Eletriptan is administered orally. Protein binding is moderate and approximately 85%. It is metabolized primarily by the cytochrome P450 hepatic enzyme 3A4. The parent compound is demethylated to an active metabolite, which has a half-life of 13 hours and a plasma concentration of 10% to 20% of eletriptan. The metabolite is unlikely to contribute to the overall effect of the parent compound. The terminal elimination half-life of eletriptan is approximately 4 hours. Nonrenal clearance accounts for about 90% of total clearance.[29121]
 
Affected cytochrome P450 isoenzymes and drug transporters: CYP3A4, P-gp
In vitro studies indicate that eletriptan is primarily metabolized by CYP3A4. In vitro human liver microsome studies suggest eletriptan has little potential to inhibit CYP1A2, 2C9, 2E1, and 3A4 at concentrations up to 100 micromolar. While eletriptan has an effect on CYP2D6 at high concentration, this effect should not interfere with metabolism of other drugs when eletriptan is used at recommended doses. There is no in vitro or in vivo evidence that clinical doses of eletriptan will induce drug-metabolizing enzymes. Therefore, eletriptan is unlikely to cause clinically important drug interactions mediated by these enzymes.[29121] Eletriptan is a substrate of P-glycoprotein (P-gp).[57975]

Oral Route

Eletriptan is well absorbed after oral administration with peak plasma concentrations occurring approximately 1.5 hours after dosing to healthy subjects. In patients with moderate to severe migraine, the median Tmax is 2 hours. The mean absolute bioavailability of eletriptan is approximately 50%. The oral pharmacokinetics are slightly more than dose-proportional over the clinical dose range. The AUC and Cmax of eletriptan are increased by approximately 20% to 30% after oral administration with a high-fat meal. Mean renal clearance after oral administration is approximately 3.9 L/hour.[29121]

Intravenous Route

The volume of distribution of eletriptan after IV administration is 138 L.

Pregnancy And Lactation
Pregnancy

Available data on the use of eletriptan in human pregnancy are not sufficient to draw conclusions about the drug-associated risks for major birth defects and miscarriage. A study using linked data for the Medical Birth Registry of Norway to the Norwegian Prescription Database showed 2.1% (4/189) of women who redeemed prescriptions for eletriptan during their first trimester gave birth to infants with major congenital malformations compared to 6.3% (11/174) of women who redeemed prescriptions for eletriptan before, but not during, their pregnancy. This data does not allow for a thorough characterization of risk. In animal studies, eletriptan has been associated with developmental toxicity (decreased fetal and pup weights, increased incidence of fetal structural abnormalities, decreased pup viability) at clinically relevant doses. Several studies have suggested that women with migraine may be at increased risk of preeclampsia and gestational hypertension during pregnancy.[29121]

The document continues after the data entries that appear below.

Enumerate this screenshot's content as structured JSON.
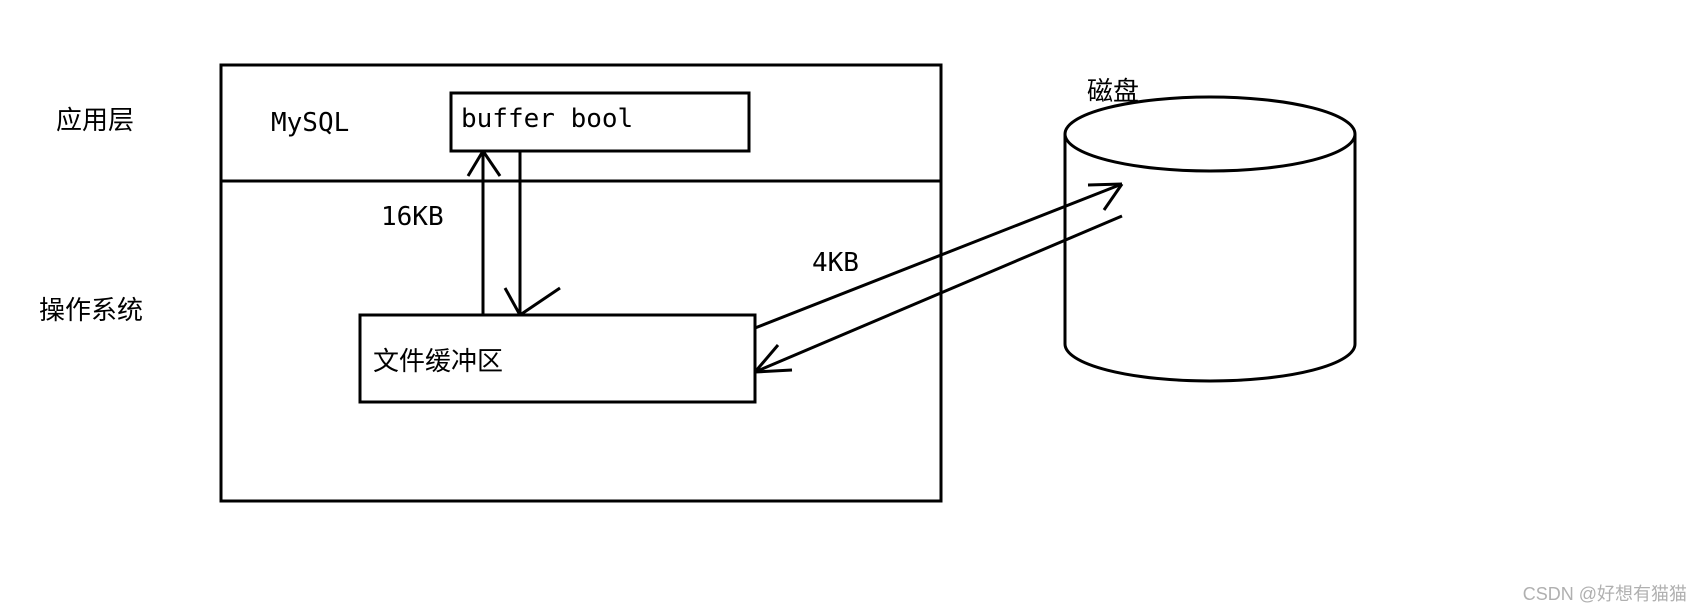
{
  "labels": {
    "app_layer": "应用层",
    "os_layer": "操作系统",
    "mysql": "MySQL",
    "buffer_pool": "buffer bool",
    "file_cache": "文件缓冲区",
    "size_16kb": "16KB",
    "size_4kb": "4KB",
    "disk": "磁盘"
  },
  "watermark": "CSDN @好想有猫猫"
}
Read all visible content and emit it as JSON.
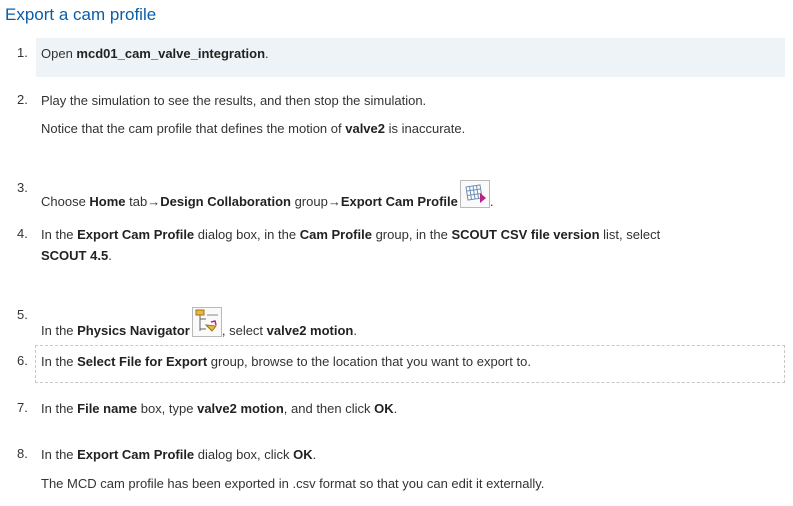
{
  "title": "Export a cam profile",
  "steps": [
    {
      "num": "1.",
      "pre": "Open ",
      "b1": "mcd01_cam_valve_integration",
      "post": "."
    },
    {
      "num": "2.",
      "line1": "Play the simulation to see the results, and then stop the simulation.",
      "note_pre": "Notice that the cam profile that defines the motion of ",
      "note_b": "valve2",
      "note_post": " is inaccurate."
    },
    {
      "num": "3.",
      "pre": "Choose ",
      "b1": "Home",
      "mid1": " tab→",
      "b2": "Design Collaboration",
      "mid2": " group→",
      "b3": "Export Cam Profile",
      "post": "."
    },
    {
      "num": "4.",
      "pre": "In the ",
      "b1": "Export Cam Profile",
      "mid1": " dialog box, in the ",
      "b2": "Cam Profile",
      "mid2": " group, in the ",
      "b3": "SCOUT CSV file version",
      "mid3": " list, select",
      "b4": "SCOUT 4.5",
      "post": "."
    },
    {
      "num": "5.",
      "pre": "In the ",
      "b1": "Physics Navigator",
      "mid1": ", select ",
      "b2": "valve2 motion",
      "post": "."
    },
    {
      "num": "6.",
      "pre": "In the ",
      "b1": "Select File for Export",
      "post": " group, browse to the location that you want to export to."
    },
    {
      "num": "7.",
      "pre": "In the ",
      "b1": "File name",
      "mid1": " box, type ",
      "b2": "valve2 motion",
      "mid2": ", and then click ",
      "b3": "OK",
      "post": "."
    },
    {
      "num": "8.",
      "pre": "In the ",
      "b1": "Export Cam Profile",
      "mid1": " dialog box, click ",
      "b2": "OK",
      "post": ".",
      "note": "The MCD cam profile has been exported in .csv format so that you can edit it externally."
    }
  ],
  "icons": {
    "export_cam_profile": "export-cam-profile-icon",
    "physics_navigator": "physics-navigator-icon"
  }
}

Eletriptan is excreted into human breast milk. There are no data on the effects of eletriptan on the breast-fed infant or milk production. Consider the benefits of breast-feeding along with the mother's clinical need for eletriptan and any potential adverse effects on the breast-fed infant from eletriptan or the underlying maternal condition. Infant exposure can be minimized by avoiding breast-feeding for 24 hours after treatment.[29121] Very low concentrations of the drug in the breast milk suggest that eletriptan is compatible with breast-feeding. After 24 hours, 0.02% of a single 80 mg maternal dose was excreted in breast milk. The mean milk to plasma ratio was 1:4 but was variable. The concentration-time profile was similar to that seen in the plasma over 24 hours. Very low concentrations of drug (mean 1.7 ng/mL) remained in the breast milk at 18 to 24 hours post-dose. The active metabolite was not measured.[29121] [31866] Previous American Academy of Pediatrics (AAP) recommendations classified sumatriptan as compatible with breast-feeding and may be considered as an alternative to eletriptan.[27500]